MarcSkovMadsen avatar Feb 04 '23 18:02 MarcSkovMadsen

As mentioned above in https://github.com/jupyterlite/jupyterlite/issues/430#issuecomment-1070849420, this could likely be implemented as a third-party extension for JupyterLab.

This would have the advantage of working in both stock JupyterLab and JupyterLite (and potentially other lab-based frontends).

jtpio avatar Feb 06 '23 08:02 jtpio

FYI I made this extension really quickly today: https://github.com/jupyterlab-contrib/jupyterlab-open-url-parameter.

It works as mentioned in the comment above: https://github.com/jupyterlite/jupyterlite/issues/430#issuecomment-1070849420, by using the built-in filebrowser:open-url command from JupyterLab.
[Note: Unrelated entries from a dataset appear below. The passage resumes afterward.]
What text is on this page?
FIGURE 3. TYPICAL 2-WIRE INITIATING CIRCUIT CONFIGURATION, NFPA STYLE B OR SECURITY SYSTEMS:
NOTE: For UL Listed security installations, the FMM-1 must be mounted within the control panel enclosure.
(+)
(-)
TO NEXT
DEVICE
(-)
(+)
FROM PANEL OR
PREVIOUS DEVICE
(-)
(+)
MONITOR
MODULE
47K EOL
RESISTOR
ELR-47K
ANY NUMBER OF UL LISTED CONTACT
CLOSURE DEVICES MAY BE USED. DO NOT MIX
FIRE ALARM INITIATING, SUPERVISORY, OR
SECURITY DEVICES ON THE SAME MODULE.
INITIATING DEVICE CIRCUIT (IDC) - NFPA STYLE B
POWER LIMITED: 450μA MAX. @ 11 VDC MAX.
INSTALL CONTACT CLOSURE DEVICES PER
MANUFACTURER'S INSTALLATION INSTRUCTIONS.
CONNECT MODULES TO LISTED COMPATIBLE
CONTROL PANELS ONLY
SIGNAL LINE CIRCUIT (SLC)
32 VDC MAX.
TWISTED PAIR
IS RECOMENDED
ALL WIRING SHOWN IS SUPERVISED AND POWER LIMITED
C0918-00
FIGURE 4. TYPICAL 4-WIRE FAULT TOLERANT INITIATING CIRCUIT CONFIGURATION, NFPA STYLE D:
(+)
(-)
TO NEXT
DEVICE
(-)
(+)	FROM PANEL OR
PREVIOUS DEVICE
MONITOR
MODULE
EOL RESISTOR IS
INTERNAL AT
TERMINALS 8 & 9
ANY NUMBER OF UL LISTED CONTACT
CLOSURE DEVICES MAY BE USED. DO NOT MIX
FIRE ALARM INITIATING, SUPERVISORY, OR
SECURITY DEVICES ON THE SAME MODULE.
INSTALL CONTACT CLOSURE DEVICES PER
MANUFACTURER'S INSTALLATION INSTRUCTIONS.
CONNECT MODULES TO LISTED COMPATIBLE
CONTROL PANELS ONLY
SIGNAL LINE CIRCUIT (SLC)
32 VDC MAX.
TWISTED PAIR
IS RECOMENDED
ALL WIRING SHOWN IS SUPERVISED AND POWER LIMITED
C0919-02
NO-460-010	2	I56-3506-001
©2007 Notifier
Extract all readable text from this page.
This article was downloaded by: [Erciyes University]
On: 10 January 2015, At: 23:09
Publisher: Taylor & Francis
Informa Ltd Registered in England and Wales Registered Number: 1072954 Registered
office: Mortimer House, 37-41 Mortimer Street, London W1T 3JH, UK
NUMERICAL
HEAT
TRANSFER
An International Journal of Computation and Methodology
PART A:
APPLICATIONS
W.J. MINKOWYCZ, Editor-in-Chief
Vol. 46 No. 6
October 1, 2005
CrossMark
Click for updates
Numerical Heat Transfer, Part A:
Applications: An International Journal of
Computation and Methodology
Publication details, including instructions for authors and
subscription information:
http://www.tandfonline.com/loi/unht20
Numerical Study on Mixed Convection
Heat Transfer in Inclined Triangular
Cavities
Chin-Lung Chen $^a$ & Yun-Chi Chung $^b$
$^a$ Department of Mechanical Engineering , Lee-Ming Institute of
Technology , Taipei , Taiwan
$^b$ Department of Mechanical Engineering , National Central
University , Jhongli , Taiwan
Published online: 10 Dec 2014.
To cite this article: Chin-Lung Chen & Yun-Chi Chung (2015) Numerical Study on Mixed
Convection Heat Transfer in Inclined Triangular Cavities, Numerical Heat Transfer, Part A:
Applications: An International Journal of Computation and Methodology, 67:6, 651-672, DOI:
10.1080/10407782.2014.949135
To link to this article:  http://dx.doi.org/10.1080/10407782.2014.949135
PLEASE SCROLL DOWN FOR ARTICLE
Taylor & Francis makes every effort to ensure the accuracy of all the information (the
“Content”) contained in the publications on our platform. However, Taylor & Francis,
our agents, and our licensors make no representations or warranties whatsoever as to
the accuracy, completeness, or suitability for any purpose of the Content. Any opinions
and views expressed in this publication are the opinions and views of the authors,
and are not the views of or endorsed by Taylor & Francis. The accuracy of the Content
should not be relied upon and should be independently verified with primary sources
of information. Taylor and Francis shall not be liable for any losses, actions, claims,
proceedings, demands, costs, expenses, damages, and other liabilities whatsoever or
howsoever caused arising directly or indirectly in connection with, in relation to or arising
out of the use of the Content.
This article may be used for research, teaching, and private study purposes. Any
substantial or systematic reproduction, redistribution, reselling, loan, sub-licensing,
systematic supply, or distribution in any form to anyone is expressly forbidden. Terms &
Here is a screencast of the extension running in a JupyterLite deployed on ReadTheDocs:

https://user-images.githubusercontent.com/591645/230435406-c4f5a2d5-9d4f-4733-b270-82eb0cb65a71.mp4

The repo is available here: https://github.com/jupyterlab-contrib/jupyterlab-open-url-parameter

You can include the jupyterlab-open-url-parameter extension like a regular JupyterLab extension in your JupyterLite deployment: https://jupyterlite.readthedocs.io/en/latest/howto/configure/simple_extensions.html

Happy to add contributors to the repo if someone would like to help maintain the extension. Feel free to open issues and PRs if you would like to improve it. Thanks!

jtpio avatar Apr 06 '23 16:04 jtpio

https://github.com/jupyterlite/jupyterlite/pull/1044 documents this.

jtpio avatar Apr 06 '23 17:04 jtpio